2) Limitations in the use of IAB in Non-Cardiac Pathologies:
Despite the IAB's burdens described above, IAB is yet able to assist cardiac pumping function, improve cardiac output, and increase coronary blood supply to the heart. There are also a number of non-cardiac clinical conditions in which pressure or flow augmentation in the circulation would be desirable. Some of the most common are: ischemic stroke, renal failure, and ischemic bowel. Many of these conditions are typically encountered in certain clinical context of low perfusion pressures, such as that of the post-operative cardiac surgery patient, due to the perioperative low blood flow during Cardiopulmonary By Pass (CPB). The more compromised the blood flow is in a particular body organ pre-operatively (due to diabetes, atherosclerosis, etc.), the more vulnerable it is to develop ischemia post-operatively due to the low pressure blood flows during the operation. As a result stroke, renal failure, and bowel necrosis may occur post-operatively, in a percentage as high as 30%, depending on the actual age range and the underlying susceptibility to ischemia of the population group under study.

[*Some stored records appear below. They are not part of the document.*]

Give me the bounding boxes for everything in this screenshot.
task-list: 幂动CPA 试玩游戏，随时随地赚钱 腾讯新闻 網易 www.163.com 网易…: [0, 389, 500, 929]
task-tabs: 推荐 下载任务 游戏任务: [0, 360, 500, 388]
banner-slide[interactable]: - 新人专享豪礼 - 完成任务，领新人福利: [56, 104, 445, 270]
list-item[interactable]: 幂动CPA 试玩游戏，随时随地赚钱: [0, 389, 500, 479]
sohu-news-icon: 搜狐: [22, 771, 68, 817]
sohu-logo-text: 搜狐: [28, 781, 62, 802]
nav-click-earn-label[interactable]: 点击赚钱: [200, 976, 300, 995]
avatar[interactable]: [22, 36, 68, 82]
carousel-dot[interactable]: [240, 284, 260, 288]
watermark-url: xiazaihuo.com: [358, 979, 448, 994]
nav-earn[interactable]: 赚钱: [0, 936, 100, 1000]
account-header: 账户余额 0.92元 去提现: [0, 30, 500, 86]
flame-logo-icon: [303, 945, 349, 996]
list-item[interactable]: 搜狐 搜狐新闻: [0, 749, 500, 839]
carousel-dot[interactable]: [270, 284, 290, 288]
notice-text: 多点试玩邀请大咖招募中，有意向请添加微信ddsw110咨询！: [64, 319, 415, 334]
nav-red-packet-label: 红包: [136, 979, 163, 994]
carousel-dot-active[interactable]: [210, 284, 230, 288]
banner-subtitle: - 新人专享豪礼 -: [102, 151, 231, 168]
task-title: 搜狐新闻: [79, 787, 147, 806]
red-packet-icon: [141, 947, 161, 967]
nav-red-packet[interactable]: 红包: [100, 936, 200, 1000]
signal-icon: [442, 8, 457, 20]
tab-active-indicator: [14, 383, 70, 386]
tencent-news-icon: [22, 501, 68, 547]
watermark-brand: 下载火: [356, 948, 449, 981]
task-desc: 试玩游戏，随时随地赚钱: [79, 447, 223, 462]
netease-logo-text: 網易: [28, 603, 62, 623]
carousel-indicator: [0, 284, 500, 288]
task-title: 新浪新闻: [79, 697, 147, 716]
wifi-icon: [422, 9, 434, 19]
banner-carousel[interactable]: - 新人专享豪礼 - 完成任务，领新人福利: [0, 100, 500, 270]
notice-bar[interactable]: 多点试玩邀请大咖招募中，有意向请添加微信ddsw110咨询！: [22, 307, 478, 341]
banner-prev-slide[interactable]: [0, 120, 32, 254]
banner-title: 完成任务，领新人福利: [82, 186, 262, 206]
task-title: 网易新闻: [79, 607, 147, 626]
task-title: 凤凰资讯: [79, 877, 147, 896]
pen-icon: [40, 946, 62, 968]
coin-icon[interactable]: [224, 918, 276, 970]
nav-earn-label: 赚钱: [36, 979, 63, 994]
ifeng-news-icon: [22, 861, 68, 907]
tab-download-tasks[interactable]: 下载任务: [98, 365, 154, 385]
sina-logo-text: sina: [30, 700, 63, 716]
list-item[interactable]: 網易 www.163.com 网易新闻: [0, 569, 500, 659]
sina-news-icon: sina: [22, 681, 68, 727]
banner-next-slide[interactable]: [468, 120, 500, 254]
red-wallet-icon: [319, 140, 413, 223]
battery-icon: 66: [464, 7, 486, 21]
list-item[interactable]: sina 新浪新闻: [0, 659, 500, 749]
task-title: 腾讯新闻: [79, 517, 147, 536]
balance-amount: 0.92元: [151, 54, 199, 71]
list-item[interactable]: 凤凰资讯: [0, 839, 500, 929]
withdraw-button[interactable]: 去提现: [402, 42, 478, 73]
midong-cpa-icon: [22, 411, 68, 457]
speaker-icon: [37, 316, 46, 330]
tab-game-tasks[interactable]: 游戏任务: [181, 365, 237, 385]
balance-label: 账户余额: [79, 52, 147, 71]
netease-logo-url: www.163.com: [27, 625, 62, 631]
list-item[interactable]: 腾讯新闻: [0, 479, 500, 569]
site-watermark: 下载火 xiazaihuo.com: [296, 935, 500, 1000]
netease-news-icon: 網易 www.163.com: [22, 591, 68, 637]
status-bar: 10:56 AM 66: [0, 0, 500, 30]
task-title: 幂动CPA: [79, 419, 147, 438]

Although IAB pressure augmentation would be a reasonable approach to treat all the clinical groups mentioned above, in clinical reality this doesn't occur. This is attributed to some particularities related to the IAB insertion and operation: In order to have a 20% increase in aortic pressure augmentation—e.g., for sufficient bowel and brain perfusion, a ‘big’>34 mLs balloon is usually used. Unfortunately this also translates to a 2-3 mm diameter balloon catheter and an increased clinical risk of amputation due to femoral blood flow compromise. There is also a risk of aortic trauma and ischemic renal failure due to the whipping effect of the IAB upon the wall of the descending aorta, which has also been shown to induce intermittent flow blockade of the renal arteries. Those drawbacks have limited expansion of the clinical applicability of IAB and as a consequence, by weighing risks and benefits, IABs have been reserved mainly for ischemic heart disease patients.
3) Prior Art:
Several attempts have been made, for instance in U.S. Pat. Nos. 4,522,195 and 4,785,795, to combine a pumping balloon with a valve system, most frequently a second balloon, as in U.S. Pat. No. 6,210,318, that acts like a valve operatively coupled to the main balloon. This second balloon achieves to some extent compartmentalization of the pressure augmentation effect of the main balloon, as it keeps the pressure effect on ‘one desired side’ of where the IAB resides. This approach ‘halves’ the demand for balloon volume (by achieving a better vacuum effect), augments the balloon pressure effect, decreases the demand for a big catheter tube that would be needed for a bigger balloon, and limits many of the drawbacks above. However additional problems with this approach do occur. For instance the second ‘valve’ balloon has to be very ‘close’ to the aorta in order to achieve flow occlusion, and has to be fluidically connected to the main balloon. This proximity along with the repetition of the second balloon's inflation/deflation occlusion cycles presumably results in significant wall trauma and thus it is not surprising that those approaches have not been successful yet in any clinical setting.